William Edgeworth Beattie

Greenville, SC
William Edgeworth Beattie (1859 –   )

William Edgeworth Beattie was born on September 25, 1859 in Greenville, SC, the son of Hamlin Beattie and grandson of F.F. Beattie of Virginia.  The grandfather moved the family from Virginia and set up a mercantile business.  His father continued the business and founded the First National Bank in 1872.  Beattie graduated from school in Greenville, attended Princeton University and graduated in 1882.    His father hired him into the bank and there he labored for 22 years to become the Cashier.  He learned banking under his father’s tutelage.

In 1889, Mr. Joe D. Charles, who had served as President and Treasurer of the Reedy River Manufacturing Company, died.  The mill was reorganized as Conestee Mills and bought by Mr. Lewis Parker, Mr. F.F. Beattie and Captain Ellison A. Smyth.  William was named President and Treasurer but still remained as Cashier at First National Bank.  At the same time, Parker was President of the Victor Mill in Greer, SC as well as other mills.  Beattie was elected to the directorate.

Meanwhile a vacancy was created in the Presidency of Piedmont Manufacturing through the death of Col. James L. Orr.   Col. H.P. Hammett, who served as President for many years, organized the plant in 1873.     Upon his death, Mr. R.L. McCaughrin succeeded to the Presidency for a short time and then to Orr, the son-in- law of the founder, Hammett.  Upon the death of Orr in 1905, Beattie was elected President and Treasurer of Piedmont.  He gave up his positions with the Reedy River Manufacturing Company and the bank.

A biography of Beattie was published in a collection of  biographies: Men of Mark in South Carolina in 1907. 3

In 1914, the Parker Cotton Mills Company, the result of the merger in 1911 of 16 mills by Lewis W. Parker became insolvent.  Following re-organization, the company continued as Victor-Monaghan Company with M.C. Branch as President and Beattie as Vice-President and Treasurer.  In 1920, Branch resigned and Beattie was elected president for three years.  The combination of Piedmont and Victor-Monaghan gave Beattie command of one of the largest group of spindles in the South.*

*The greatest number of spindles in the South. Victor-Monaghan Group with eight mills according to Mill News in 1920:

  • Monaghan, Greenville, S. C.
  • Victor, Greer S. C.
  • Greer, Greer, S. C.
  • Apalache, Arlington, S. C. (a suburb of Greer) Note: The Apalache Mill has been converted to condos.
  • Seneca, Seneca, S. C.
  • Walhalla, Walhalla, S. C.
  • Wallace, Jonesville, S. C.
  • Ottaray, Union, S. C.  Note: Ottaray became part of the Deering-Milliken Company.

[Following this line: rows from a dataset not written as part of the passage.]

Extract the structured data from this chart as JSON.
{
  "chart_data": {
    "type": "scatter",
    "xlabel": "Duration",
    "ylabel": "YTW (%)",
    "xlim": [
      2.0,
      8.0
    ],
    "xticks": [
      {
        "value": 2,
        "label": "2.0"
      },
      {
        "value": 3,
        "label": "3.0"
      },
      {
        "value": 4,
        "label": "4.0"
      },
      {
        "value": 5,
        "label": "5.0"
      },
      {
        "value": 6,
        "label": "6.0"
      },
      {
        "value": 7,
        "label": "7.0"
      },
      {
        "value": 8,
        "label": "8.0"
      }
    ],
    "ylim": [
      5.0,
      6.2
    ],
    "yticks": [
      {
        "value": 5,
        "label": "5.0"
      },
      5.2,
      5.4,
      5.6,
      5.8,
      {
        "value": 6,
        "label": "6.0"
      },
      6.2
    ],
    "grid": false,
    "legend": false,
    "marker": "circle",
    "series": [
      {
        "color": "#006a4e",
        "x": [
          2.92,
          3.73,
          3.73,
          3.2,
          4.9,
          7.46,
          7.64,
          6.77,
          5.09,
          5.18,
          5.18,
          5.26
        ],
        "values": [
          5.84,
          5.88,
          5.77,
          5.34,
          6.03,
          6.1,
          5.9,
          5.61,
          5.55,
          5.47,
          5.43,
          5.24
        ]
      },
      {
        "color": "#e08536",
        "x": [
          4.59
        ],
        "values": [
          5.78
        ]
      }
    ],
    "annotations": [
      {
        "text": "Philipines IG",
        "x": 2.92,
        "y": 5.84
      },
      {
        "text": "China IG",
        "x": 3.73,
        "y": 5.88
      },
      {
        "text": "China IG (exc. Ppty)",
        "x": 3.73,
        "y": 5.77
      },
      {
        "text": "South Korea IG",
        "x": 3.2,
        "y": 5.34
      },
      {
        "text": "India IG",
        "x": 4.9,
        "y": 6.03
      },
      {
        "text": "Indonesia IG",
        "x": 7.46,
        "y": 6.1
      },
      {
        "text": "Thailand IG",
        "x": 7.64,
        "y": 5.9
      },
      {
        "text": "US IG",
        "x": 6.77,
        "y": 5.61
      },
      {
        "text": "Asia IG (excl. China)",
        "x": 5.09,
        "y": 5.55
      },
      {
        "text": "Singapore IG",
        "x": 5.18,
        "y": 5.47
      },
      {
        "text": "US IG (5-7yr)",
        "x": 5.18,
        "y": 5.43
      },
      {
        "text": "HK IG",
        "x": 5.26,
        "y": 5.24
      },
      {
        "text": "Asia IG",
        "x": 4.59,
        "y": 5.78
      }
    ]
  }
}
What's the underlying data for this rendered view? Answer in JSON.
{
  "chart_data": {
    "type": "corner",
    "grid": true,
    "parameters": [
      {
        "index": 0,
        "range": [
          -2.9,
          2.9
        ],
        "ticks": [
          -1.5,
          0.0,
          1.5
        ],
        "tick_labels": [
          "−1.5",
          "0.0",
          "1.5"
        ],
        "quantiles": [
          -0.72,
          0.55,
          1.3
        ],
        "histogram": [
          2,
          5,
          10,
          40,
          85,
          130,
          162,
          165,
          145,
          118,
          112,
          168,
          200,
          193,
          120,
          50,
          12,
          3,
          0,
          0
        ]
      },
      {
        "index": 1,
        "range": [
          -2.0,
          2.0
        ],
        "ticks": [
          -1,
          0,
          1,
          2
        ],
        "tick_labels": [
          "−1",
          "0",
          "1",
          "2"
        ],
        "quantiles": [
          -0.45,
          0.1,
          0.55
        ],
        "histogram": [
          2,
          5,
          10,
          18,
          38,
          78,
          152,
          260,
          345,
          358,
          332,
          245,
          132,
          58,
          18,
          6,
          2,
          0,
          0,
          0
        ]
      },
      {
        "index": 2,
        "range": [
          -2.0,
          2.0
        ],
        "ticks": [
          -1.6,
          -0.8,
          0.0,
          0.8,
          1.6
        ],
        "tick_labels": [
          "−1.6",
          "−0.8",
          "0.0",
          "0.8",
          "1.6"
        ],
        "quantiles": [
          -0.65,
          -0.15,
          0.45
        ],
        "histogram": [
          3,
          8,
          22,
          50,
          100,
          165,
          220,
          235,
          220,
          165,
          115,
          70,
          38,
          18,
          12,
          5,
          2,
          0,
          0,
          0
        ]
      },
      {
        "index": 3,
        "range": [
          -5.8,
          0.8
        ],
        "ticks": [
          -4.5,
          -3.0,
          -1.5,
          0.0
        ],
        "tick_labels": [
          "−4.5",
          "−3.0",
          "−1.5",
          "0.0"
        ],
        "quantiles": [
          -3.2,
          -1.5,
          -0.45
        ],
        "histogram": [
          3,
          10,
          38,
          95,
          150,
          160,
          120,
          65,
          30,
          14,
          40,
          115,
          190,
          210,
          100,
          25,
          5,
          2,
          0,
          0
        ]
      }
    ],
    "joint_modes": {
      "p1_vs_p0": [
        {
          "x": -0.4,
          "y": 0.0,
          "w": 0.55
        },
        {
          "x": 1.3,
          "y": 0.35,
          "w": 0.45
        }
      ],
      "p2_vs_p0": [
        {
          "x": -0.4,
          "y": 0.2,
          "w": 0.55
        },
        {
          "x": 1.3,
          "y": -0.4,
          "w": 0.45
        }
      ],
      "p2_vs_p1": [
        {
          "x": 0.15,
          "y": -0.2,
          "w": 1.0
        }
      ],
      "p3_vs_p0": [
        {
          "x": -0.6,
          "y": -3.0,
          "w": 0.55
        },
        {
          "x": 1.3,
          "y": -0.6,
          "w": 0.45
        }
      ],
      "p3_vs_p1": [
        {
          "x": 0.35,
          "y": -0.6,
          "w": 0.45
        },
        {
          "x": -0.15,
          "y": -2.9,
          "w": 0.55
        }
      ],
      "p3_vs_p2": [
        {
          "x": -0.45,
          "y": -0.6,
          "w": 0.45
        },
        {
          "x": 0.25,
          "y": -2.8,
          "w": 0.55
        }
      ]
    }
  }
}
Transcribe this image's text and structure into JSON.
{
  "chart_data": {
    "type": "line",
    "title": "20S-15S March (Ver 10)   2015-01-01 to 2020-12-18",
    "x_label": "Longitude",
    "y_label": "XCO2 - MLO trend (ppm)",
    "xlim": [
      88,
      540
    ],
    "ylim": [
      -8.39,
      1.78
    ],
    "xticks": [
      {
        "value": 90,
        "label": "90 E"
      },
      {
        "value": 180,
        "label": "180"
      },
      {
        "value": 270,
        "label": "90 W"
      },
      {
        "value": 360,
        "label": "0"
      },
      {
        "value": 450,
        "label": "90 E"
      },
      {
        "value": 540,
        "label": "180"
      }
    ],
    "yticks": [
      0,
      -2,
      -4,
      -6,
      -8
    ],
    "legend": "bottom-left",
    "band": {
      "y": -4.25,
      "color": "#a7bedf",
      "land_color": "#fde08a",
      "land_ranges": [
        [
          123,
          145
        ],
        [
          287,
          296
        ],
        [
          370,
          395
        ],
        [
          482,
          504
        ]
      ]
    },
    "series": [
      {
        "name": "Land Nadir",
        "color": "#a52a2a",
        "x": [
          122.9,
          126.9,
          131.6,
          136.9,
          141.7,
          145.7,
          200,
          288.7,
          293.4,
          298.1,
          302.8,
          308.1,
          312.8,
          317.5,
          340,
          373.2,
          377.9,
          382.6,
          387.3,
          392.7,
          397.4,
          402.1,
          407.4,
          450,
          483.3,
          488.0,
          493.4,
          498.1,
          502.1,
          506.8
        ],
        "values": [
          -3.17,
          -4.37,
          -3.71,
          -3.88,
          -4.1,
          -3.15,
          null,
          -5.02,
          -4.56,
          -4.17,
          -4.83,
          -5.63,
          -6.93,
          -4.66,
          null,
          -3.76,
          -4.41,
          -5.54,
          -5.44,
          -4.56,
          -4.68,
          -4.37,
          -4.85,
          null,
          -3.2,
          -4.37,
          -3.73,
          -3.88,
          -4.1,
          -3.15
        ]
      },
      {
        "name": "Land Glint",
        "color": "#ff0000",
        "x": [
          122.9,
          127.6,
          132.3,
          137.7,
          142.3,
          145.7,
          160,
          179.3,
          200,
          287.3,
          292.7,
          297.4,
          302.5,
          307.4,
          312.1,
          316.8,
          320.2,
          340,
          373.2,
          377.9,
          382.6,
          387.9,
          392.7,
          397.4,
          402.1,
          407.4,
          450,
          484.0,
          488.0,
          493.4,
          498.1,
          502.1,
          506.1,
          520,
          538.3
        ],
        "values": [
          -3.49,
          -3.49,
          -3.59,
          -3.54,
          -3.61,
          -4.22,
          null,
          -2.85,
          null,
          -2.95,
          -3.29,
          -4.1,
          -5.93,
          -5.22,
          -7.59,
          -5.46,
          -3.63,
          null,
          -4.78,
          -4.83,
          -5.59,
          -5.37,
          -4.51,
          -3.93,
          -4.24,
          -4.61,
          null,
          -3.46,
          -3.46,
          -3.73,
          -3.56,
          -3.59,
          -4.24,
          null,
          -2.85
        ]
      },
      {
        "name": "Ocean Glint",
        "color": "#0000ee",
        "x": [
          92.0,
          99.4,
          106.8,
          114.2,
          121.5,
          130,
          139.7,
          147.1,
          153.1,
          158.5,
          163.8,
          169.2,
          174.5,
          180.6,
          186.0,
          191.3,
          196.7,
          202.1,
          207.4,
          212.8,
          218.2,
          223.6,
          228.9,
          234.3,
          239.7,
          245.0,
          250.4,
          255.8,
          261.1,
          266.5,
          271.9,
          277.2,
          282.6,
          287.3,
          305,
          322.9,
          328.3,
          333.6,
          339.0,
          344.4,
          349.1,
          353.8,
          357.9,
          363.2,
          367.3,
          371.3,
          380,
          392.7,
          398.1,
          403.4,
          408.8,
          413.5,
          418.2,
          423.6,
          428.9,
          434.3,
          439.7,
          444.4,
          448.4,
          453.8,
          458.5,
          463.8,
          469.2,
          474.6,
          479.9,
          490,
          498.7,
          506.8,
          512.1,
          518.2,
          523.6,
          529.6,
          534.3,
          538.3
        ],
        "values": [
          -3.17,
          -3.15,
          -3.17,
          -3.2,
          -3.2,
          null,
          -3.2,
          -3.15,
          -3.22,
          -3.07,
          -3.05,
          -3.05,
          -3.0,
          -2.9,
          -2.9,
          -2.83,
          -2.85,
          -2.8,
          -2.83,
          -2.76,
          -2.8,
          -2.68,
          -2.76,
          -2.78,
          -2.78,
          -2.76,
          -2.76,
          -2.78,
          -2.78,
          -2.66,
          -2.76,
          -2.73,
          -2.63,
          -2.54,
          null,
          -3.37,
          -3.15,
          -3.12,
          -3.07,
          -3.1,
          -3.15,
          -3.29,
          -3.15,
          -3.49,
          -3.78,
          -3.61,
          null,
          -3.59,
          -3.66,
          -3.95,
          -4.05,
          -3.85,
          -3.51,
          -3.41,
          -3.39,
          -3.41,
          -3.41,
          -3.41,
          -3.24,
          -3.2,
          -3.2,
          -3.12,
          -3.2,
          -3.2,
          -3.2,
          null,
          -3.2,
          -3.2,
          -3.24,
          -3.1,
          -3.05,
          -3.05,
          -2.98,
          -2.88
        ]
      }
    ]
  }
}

One of the most unusual clubs is what is known as the Fixit Club within the Victor-Monaghan Mills. It is composed of the superintendents, overseers and section men of the mills. They hold monthly meetings for the purpose of discussing practical questions of how to improve their work. There they swap ideas and get the other fellow’s opinion. Once every three months the superintendents and overseers of all the mills meet for joint discussion. This club has developed into one of the best organizations of the mills.  Mill News

In 1923, at age 64, Beattie turned over operation of Piedmont to his oldest son, Samuel Marshall Beattie.  The Victor-Monaghan portion was turned over to Thomas M. Marchant.

No obituary can be found by electronic search (GM).  Beattie was apparently alive in 1934 when Jacobs wrote The Pioneer and included Beattie as one of the leading textile minds in the South.


  1. Jacobs, William Plumer. 1935. The Pioneer. Clinton, S.C.: Jacobs & Co. Press.
  2. http://docsouth.unc.edu/nc/millnews/millnews.html Vol. XXII, No. 16 Oct 14,1920 Victor-Monaghan Group page 62-3 Accessed April 17, 2008.
  3. www.archive.org/details/menofmarkinsouth03hemp Accessed February 19, 2009.